Grosse Mehrheit der Israelis ist gegen einen Waffenstillstand

Doch Israel sieht seine wichtigsten Kriegsziele noch nicht erreicht. Nach Angaben der Armee existieren unter der Grenze zwischen palästinensischem Gebiet und Israel noch immer zahlreiche Tunnel, die zerstört werden müssten. Ausserdem hat Netanjahu wiederholt die Demilitarisierung des Gazastreifens zum Ziel der Militäroffensive "Fels in der Brandung" ernannt. Die Entwaffnung der Hamas und mit ihr verbündeter Truppen erscheint jedoch selbst bei einer Wiederbesetzung des Küstenstreifens als unlösbare Aufgabe - und Netanjahu hat eine dauerhafte Präsenz seiner Truppen in Gaza kategorisch ausgeschlossen.

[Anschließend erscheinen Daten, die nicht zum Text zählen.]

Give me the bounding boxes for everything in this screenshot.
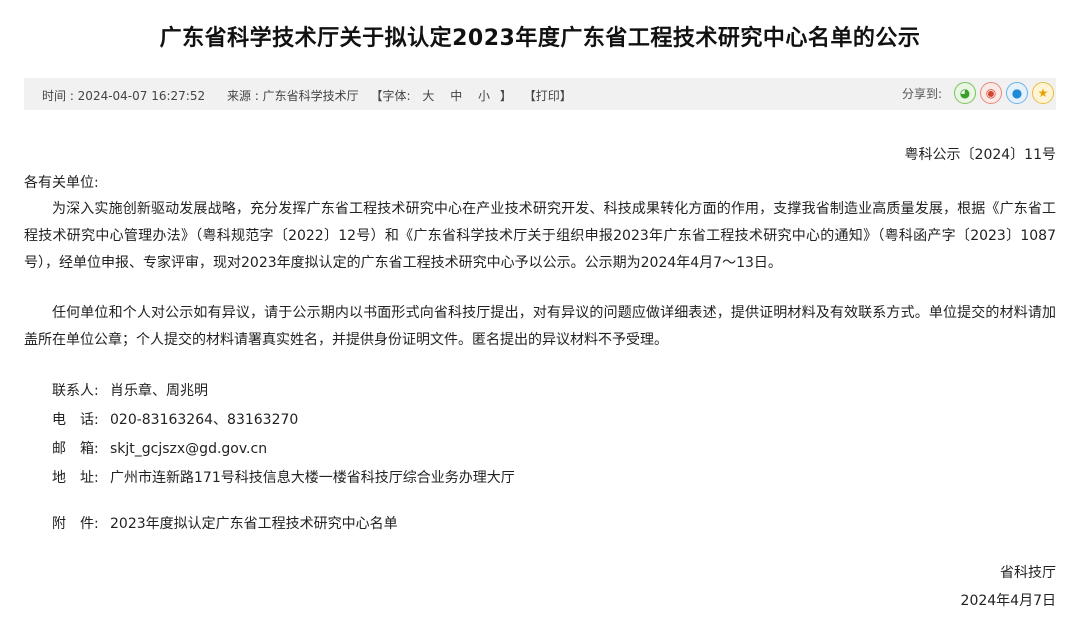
contact-address-value: 广州市连新路171号科技信息大楼一楼省科技厅综合业务办理大厅 [110,470,515,486]
contact-phone-label: 电 话: [52,412,99,428]
font-size-small-link[interactable]: 小 [478,89,490,103]
qq-icon: ● [1011,86,1023,100]
qq-share-button[interactable]: ● [1006,82,1028,104]
contact-phone: 电 话: 020-83163264、83163270 [52,409,298,429]
contact-person: 联系人: 肖乐章、周兆明 [52,380,208,400]
contact-person-label: 联系人: [52,383,99,399]
weibo-icon: ◉ [985,86,997,100]
contact-address-label: 地 址: [52,470,99,486]
paragraph-objection: 任何单位和个人对公示如有异议，请于公示期内以书面形式向省科技厅提出，对有异议的问… [24,305,1056,348]
share-label: 分享到: [901,86,942,101]
article-meta: 时间 : 2024-04-07 16:27:52 来源 : 广东省科学技术厅 【… [42,87,580,104]
attachment-link[interactable]: 2023年度拟认定广东省工程技术研究中心名单 [110,516,398,532]
qzone-icon: ★ [1037,86,1049,100]
attachment-label: 附 件: [52,516,99,532]
print-link[interactable]: 【打印】 [524,89,572,103]
contact-phone-value: 020-83163264、83163270 [110,412,299,428]
paragraph-announcement: 为深入实施创新驱动发展战略，充分发挥广东省工程技术研究中心在产业技术研究开发、科… [24,201,1056,271]
contact-email-value: skjt_gcjszx@gd.gov.cn [110,441,268,457]
font-size-medium-link[interactable]: 中 [450,89,462,103]
contact-email-label: 邮 箱: [52,441,99,457]
contact-address: 地 址: 广州市连新路171号科技信息大楼一楼省科技厅综合业务办理大厅 [52,467,515,487]
signature: 省科技厅 [1000,565,1056,581]
document-number: 粤科公示〔2024〕11号 [904,147,1056,163]
font-size-large-link[interactable]: 大 [422,89,434,103]
article-source: 来源 : 广东省科学技术厅 [226,89,359,103]
publish-time: 时间 : 2024-04-07 16:27:52 [42,89,206,103]
contact-email: 邮 箱: skjt_gcjszx@gd.gov.cn [52,438,267,458]
weibo-share-button[interactable]: ◉ [980,82,1002,104]
sign-date: 2024年4月7日 [960,593,1056,609]
font-size-open: 【字体: [370,89,411,103]
page-title: 广东省科学技术厅关于拟认定2023年度广东省工程技术研究中心名单的公示 [159,26,921,51]
wechat-icon: ◕ [959,86,971,100]
wechat-share-button[interactable]: ◕ [954,82,976,104]
attachment: 附 件: 2023年度拟认定广东省工程技术研究中心名单 [52,513,398,533]
font-size-close: 】 [499,89,512,103]
qzone-share-button[interactable]: ★ [1032,82,1054,104]
greeting: 各有关单位: [24,175,99,191]
info-bar: 时间 : 2024-04-07 16:27:52 来源 : 广东省科学技术厅 【… [24,78,1056,110]
share-bar: 分享到: ◕ ◉ ● ★ [902,82,1054,104]
contact-person-value: 肖乐章、周兆明 [110,383,208,399]
page: 广东省科学技术厅关于拟认定2023年度广东省工程技术研究中心名单的公示 时间 :… [0,0,1080,644]
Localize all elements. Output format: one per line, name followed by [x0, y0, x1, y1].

Nach Angaben der israelischen Armee existieren unter der Grenze zwischen palästinensischem Gebiet und Israel noch immer zahlreiche Tunnel, die zerstört werden müssten. 
Nach Angaben der israelischen Armee existieren unter der Grenze zwischen palästinensischem Gebiet und Israel noch immer zahlreiche Tunnel, die zerstört werden müssten. Bild: Tsafrir Abayov/AP/KEYSTONE

Im Gegenzug für eine Demilitarisierung Gazas stellte der israelische Premier vage «soziale und wirtschaftliche Erleichterungen» für die 1,8 Millionen Palästinenser in Aussicht. Ob damit eine Aufhebung der seit 2007 geltenden Blockade des Gebiets gemeint ist, liess Netanjahu offen. Das Ende eben dieser Abriegelung durch Israel und Ägypten ist eine der Bedingungen der Hamas für einen dauerhaften Waffenstillstand.

Jetzt auf

Nur ist die Bereitschaft in der israelischen Öffentlichkeit für ein Entgegenkommen kaum vorhanden. In den Nachrichten laufen immer wieder die Bilder der von der Hamas errichteten Tunnel. Das Labyrinth der Gänge zieht sich über Kilometer, die Tunnel sind mit dicken Betonwänden verkleidet. «Sie hätten mit dem geschmuggelten Zement lieber Häuser und Schulen bauen sollen als Tunnel, um uns anzugreifen», kommentiert der Nachrichtensprecher. Deshalb ist die Unterstützung für den Kriegskurs der Regierung weiter gross. Laut einer am Sonntag veröffentlichten repräsentativen Umfrage lehnen 86,5 Prozent der Israelis ein Kriegsende zum jetzigen Zeitpunkt ab.

So geht das Leiden der Menschen im Gazastreifen weiter. Am Sonntagabend verkündeten islamische Geistliche, dass die Neumondsichel gesichtet worden sei. Das bedeutet, dass der Ramadan vorbei ist und am Montag Eid al-Fitr gefeiert wird - das Fest des Fastenbrechens. Eigentlich werden zu diesem Anlass Festessen bereitet und die Kinder beschenkt. Für die meisten Menschen in Gaza wird es einfach nur ein weiterer Tag ohne Hoffnung auf Besserung.